England was the dominant country in all the mountain running contests with men also taking both team gold medals.

Salford Harrier Billy Burns from Lostock won bronze in the Up-and-Down race and Rob Hope from Wheelton 15th in the Uphill run after being called up as a late replacement.

In glorious sunshine, Ingram got her tactics just right on Sunday, as the fast starting Tunstall made an early bid.

Keeping the Clitheroe physiotherapist in her sights on the first lap around Latrigg, Ingram struck at the beginning of the second on the steepest part of the course as they climbed back to the summit.

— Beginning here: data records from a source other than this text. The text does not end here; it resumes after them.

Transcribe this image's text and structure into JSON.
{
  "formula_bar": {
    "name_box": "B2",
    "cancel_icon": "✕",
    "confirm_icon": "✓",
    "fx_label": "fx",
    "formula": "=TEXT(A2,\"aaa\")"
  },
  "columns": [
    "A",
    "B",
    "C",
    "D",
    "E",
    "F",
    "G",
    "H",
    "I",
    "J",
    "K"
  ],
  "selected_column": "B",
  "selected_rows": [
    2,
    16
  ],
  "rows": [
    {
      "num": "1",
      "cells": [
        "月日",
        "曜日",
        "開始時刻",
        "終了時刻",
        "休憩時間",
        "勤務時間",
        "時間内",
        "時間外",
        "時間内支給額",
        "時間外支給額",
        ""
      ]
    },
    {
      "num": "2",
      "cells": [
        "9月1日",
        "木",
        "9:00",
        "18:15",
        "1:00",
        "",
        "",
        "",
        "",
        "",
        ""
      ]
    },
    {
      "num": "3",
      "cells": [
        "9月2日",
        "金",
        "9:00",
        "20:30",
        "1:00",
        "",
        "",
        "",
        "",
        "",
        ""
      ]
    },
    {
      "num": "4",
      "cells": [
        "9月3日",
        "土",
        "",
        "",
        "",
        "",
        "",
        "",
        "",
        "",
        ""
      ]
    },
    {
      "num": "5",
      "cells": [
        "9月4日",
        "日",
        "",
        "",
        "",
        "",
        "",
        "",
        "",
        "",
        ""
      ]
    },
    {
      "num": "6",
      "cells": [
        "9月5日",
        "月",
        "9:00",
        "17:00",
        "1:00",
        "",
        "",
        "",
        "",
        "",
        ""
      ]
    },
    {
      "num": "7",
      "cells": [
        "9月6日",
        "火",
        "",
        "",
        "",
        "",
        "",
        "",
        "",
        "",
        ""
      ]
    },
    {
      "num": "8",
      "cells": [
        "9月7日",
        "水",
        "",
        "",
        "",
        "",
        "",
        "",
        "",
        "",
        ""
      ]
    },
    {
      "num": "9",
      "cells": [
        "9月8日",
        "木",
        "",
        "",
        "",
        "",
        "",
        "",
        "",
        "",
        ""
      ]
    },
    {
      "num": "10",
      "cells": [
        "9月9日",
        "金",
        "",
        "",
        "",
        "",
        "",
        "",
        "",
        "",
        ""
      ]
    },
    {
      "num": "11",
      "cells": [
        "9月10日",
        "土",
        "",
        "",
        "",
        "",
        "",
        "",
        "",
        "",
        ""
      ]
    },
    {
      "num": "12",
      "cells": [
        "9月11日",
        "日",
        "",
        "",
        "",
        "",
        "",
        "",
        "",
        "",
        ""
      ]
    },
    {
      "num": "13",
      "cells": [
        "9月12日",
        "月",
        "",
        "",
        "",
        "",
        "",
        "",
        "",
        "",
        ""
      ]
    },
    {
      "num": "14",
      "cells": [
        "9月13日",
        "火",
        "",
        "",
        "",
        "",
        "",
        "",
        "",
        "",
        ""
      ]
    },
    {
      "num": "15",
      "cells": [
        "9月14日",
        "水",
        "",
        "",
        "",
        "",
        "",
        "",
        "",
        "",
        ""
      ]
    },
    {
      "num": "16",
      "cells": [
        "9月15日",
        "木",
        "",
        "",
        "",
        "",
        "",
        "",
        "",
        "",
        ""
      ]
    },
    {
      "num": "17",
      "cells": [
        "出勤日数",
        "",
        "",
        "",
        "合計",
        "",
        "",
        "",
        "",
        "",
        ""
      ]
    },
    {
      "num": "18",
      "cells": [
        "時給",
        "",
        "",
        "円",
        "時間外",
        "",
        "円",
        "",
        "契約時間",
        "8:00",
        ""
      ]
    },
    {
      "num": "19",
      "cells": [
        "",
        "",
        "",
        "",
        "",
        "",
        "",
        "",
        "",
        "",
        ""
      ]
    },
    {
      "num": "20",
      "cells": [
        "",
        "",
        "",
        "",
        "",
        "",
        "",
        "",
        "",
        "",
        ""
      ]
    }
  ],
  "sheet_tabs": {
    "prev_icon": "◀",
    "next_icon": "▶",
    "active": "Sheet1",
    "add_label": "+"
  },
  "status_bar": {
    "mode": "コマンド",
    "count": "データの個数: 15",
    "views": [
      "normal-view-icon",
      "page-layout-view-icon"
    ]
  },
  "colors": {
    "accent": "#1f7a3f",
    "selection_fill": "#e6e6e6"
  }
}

It was a test of strength as she had raced to the top of Skiddaw only two days earlier, but she created a winning margin of 48 seconds on the descent back to Fitz Park.

Ingram had nearly a minute in hand over the Kenyan Pamela Bundotich, who split the Brits as Kate Goodhead took fourth.

The trio scored seven points to take the Team title by a decisive 25 points from New Zealand.

The only athlete to get the better of Ingram all weekend was Kiwi Anna Frost, last year’s world mountain running Grand Prix winner.

The Uphill race was a similar length at around eight kilometres, but instead of turning around at the summit of Latrigg, it carried on to the top of Skiddaw, making the total climb 850 metres.

Ingram made her move on the short downhill section just after Latrigg, and maintained her advantage for two kilometres before she was overhauled, finally finishing 37 seconds behind.

With Rebecca Robinson from Kendal third and Victoria Wilkinson fifth, it was another comfortable win for the team.

Ingram has had a glorious career since running her first fell race in 1999 and winning the English U14 Championships and her first England vest in that same year.

She went on to win the English U16 and U18 Championships and progressed via the U20s and U23s to be a regular in the senior England and Great Britain teams.

Now she is putting it aside to pursue Olympic success.

Following a holiday, the 24-year old will spend the next year on an intensive course at Loughborough which she hopes will replicate the success of fell runner Alistair Brownlee, who recently became the world triathlon champion.

The Trigold programme starts in October with three months focusing on the swimming, cycling and running disciplines.

A nine month scholarship follows which aims to provide the required skills to join the British triathlon world class programme at the end of 2010. The ultimate aim is land Britain’s first Olympic triathlon medal.